Judeus e O Grande Ditador

Em sua época de sucesso, numerosos críticos e curiosos se preocuparam em tentar desvendar se Chaplin era de origem judaica ou não.

Com exceção do prenome de sua mãe, Hannah, tipicamente israelita, não há nada mais que confirme essa tese.
Em 1921, ele declarou: "Não sou judeu - porém estou convencido de que pelo menos uma pequena gota desse sangue corre em minhas veias".
Numa entrevista concedida em 1940, já se expressaria de uma forma diferente: "Eu me sentiria orgulhoso de ser judeu, mas não possuo uma gota sequer de sangue judeu. Por outro lado, tenho algo de cigano em minhas origens." (Em sua autobiografia ele conta que sua avó materna era cigana.)
Em certa ocasião, Chaplin rememora que Cecil B. de Mile havia-lhe dito: "É perigoso numa época como esta querer fazer graça à custa da guerra".
Mas a ideia o excitava, muito mais porque, algum tempo antes, em Augusta - uma cidade note-americana -, vendendo bônus pró-guerra, um juiz local lhe dissera: "O que me agrada em você é o seu conhecimento do que é fundamental. Você sabe que a parte menos digna de uma pessoa é o seu traseiro. E suas comédias provam isso. Quando dá um pontapé no traseiro de um senhor pomposo, você o priva de toda sua dignidade..."

"Não resta a menor dúvida - respondeu Chaplin -, a bunda é a sede da nossa dignidade..."

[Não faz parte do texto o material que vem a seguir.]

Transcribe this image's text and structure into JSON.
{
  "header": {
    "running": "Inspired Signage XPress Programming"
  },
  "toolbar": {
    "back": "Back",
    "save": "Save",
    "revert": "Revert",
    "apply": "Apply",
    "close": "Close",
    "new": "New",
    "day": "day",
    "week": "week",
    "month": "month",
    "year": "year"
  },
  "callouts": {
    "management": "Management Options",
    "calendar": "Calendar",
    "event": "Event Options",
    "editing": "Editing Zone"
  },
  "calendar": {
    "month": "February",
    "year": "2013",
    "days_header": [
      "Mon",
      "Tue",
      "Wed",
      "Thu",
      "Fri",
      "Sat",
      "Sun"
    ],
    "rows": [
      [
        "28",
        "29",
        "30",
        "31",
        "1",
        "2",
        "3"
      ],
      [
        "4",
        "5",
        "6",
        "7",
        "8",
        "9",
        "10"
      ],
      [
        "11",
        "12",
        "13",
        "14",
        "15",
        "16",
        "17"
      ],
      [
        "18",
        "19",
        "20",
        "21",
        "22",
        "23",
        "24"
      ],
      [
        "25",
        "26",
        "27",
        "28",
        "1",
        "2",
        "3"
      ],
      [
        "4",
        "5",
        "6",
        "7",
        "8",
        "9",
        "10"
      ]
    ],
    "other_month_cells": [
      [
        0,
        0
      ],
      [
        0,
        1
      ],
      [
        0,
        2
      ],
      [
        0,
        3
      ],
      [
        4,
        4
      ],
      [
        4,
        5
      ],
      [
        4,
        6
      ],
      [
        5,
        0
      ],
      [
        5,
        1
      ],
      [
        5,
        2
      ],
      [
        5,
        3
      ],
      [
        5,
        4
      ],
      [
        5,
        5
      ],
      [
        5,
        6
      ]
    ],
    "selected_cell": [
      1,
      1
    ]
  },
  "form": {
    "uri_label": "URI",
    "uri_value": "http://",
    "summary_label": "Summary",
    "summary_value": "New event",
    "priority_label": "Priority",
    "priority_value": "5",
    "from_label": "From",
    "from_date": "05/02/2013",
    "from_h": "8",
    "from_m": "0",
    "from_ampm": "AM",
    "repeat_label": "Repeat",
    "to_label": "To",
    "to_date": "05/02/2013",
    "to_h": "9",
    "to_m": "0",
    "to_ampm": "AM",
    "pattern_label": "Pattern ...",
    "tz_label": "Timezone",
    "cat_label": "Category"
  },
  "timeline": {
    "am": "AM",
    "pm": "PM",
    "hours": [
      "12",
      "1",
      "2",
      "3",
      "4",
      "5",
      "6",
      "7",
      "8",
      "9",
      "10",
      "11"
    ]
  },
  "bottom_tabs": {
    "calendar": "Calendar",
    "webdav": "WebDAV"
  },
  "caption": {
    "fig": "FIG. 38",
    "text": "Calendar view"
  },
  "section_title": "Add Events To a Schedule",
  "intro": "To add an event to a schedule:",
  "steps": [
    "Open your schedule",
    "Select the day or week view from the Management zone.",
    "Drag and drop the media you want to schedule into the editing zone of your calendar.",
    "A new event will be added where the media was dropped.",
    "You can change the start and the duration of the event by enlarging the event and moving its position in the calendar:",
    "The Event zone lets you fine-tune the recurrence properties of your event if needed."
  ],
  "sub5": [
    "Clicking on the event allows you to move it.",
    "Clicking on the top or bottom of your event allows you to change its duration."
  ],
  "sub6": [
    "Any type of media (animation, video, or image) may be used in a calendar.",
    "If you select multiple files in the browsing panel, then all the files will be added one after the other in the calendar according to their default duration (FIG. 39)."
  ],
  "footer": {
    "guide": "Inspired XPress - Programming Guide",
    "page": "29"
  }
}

Curiosidade: Em outubro de 1940, Chaplin lança um dos seus maiores sucessos: The Great Dictator (O Grande Ditador. O filme foi uma antevisão do maior genocídio da história, praticadoo pelos nazistas. Mais tarde Chaplin diria: "Se eu tivesse conhecido os verdadeiros horrores dos campos de concentração alemães, jamais poderia ter realizado um filme como O Grande Ditador - a ridicularização da loucura homicida dos nazistas. O que eu quis foi mostrar o absurdo do discurso a favor dasraças de sangue puro".